Les tendances continuent de varier grandement au sein des 17 marchés immobiliers suivis par l’IPP MLS®. Les résultats sont variés en Colombie-Britannique. D’une année à l’autre, les prix des maisons sont maintenant en baisse dans le Grand Vancouver (-2,7 %), mais demeurent au-dessus des niveaux notés l’année dernière dans la vallée du Fraser (+2,5 %). Simultanément, on a noté des gains d’une année à l’autre dans les prix à Victoria (+6,4 %) et ailleurs sur l’île de Vancouver (+11 %).

Dans les marchés résidentiels du Grand Golden Horseshoe suivis par l’Indice, les prix des propriétés de référence étaient en hausse par rapport à l’année précédente à Guelph (+6,8 %), dans la région de Niagara (+6,8 %), à Hamilton-Burlington (+6,4 %), à Oakville-Milton (+3,3 %) et dans le Grand Toronto (+3 %). Le prix des maisons demeure légèrement sous les niveaux de l’année précédente dans Barrie & District (-1,1 %).

Dans les Prairies, où l’offre de maisons à vendre est généralement plus élevée que la demande, les prix des propriétés de référence sont demeurés inférieurs à ceux de l’an dernier à Calgary (-3,2 %), à Edmonton (-2 %), à Regina (-5,2 %) et à Saskatoon (-1,2 %). Le prix des maisons demeurera vraisemblablement faible dans ces marchés de l’habitation, jusqu’à ce que l’offre élevée diminue et devienne plus équilibrée par rapport à la demande.
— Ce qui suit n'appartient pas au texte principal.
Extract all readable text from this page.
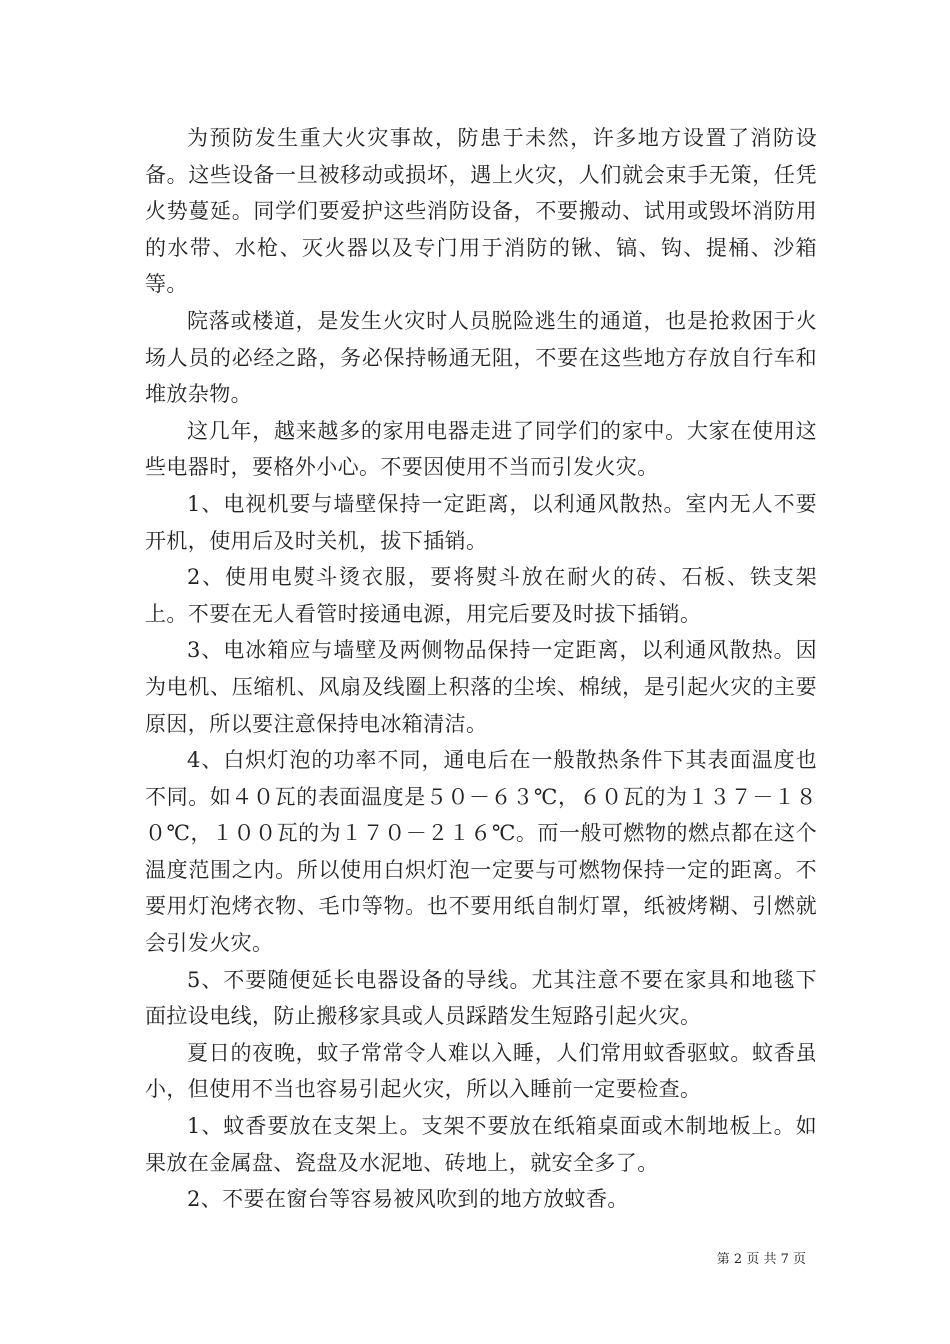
为预防发生重大火灾事故，防患于未然，许多地方设置了消防设备。这些设备一旦被移动或损坏，遇上火灾，人们就会束手无策，任凭火势蔓延。同学们要爱护这些消防设备，不要搬动、试用或毁坏消防用的水带、水枪、灭火器以及专门用于消防的锹、镐、钩、提桶、沙箱等。

院落或楼道，是发生火灾时人员脱险逃生的通道，也是抢救困于火场人员的必经之路，务必保持畅通无阻，不要在这些地方存放自行车和堆放杂物。

这几年，越来越多的家用电器走进了同学们的家中。大家在使用这些电器时，要格外小心。不要因使用不当而引发火灾。

1、电视机要与墙壁保持一定距离，以利通风散热。室内无人不要开机，使用后及时关机，拔下插销。

2、使用电熨斗烫衣服，要将熨斗放在耐火的砖、石板、铁支架上。不要在无人看管时接通电源，用完后要及时拔下插销。

3、电冰箱应与墙壁及两侧物品保持一定距离，以利通风散热。因为电机、压缩机、风扇及线圈上积落的尘埃、棉绒，是引起火灾的主要原因，所以要注意保持电冰箱清洁。

4、白炽灯泡的功率不同，通电后在一般散热条件下其表面温度也不同。如４０瓦的表面温度是５０－６３℃，６０瓦的为１３７－１８０℃，１００瓦的为１７０－２１６℃。而一般可燃物的燃点都在这个温度范围之内。所以使用白炽灯泡一定要与可燃物保持一定的距离。不要用灯泡烤衣物、毛巾等物。也不要用纸自制灯罩，纸被烤糊、引燃就会引发火灾。

5、不要随便延长电器设备的导线。尤其注意不要在家具和地毯下面拉设电线，防止搬移家具或人员踩踏发生短路引起火灾。

夏日的夜晚，蚊子常常令人难以入睡，人们常用蚊香驱蚊。蚊香虽小，但使用不当也容易引起火灾，所以入睡前一定要检查。

1、蚊香要放在支架上。支架不要放在纸箱桌面或木制地板上。如果放在金属盘、瓷盘及水泥地、砖地上，就安全多了。

2、不要在窗台等容易被风吹到的地方放蚊香。

第 2 页 共 7 页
Les prix des propriétés ont augmenté de 6,9 % d’une année à l’autre à Ottawa (poussés par une hausse de 8,3 % du prix des maisons en rangée), de 6 % dans le Grand Montréal (poussés par une hausse de 9,1 % du prix des maisons en rangée) et de 2,5 % dans le Grand Moncton (poussés par une hausse de 12,2 % du prix des maisons en rangée). (Tableau 1)

L’IPP MLS® est le meilleur moyen d’évaluer les tendances des prix, puisque la moyenne des prix est sujette à de fortes distorsions occasionnées par les fluctuations qui surviennent dans la composition des ventes d’un mois à l’autre.

Le prix moyen réel (non désaisonnalisé) des maisons vendues au pays en décembre 2018 dépassait légèrement 472 000 $, soit une baisse de 4,9 % par rapport à la même période l’année précédente. Le déclin d’une année à l’autre reflète à quel point la hausse subite des ventes de décembre 2017, juste avant la simulation de crise pour les prêts hypothécaires, a été plus prononcée dans les marchés plus chers.

Le prix moyen national est largement faussé par les ventes dans le Grand Vancouver et le Grand Toronto, qui représentent les deux marchés les plus actifs et les plus chers au Canada. Si l’on exclut ces deux marchés du calcul, le prix moyen baisse de près de 100 000 $ par rapport à la moyenne nationale (à juste un peu moins de 375 000 $).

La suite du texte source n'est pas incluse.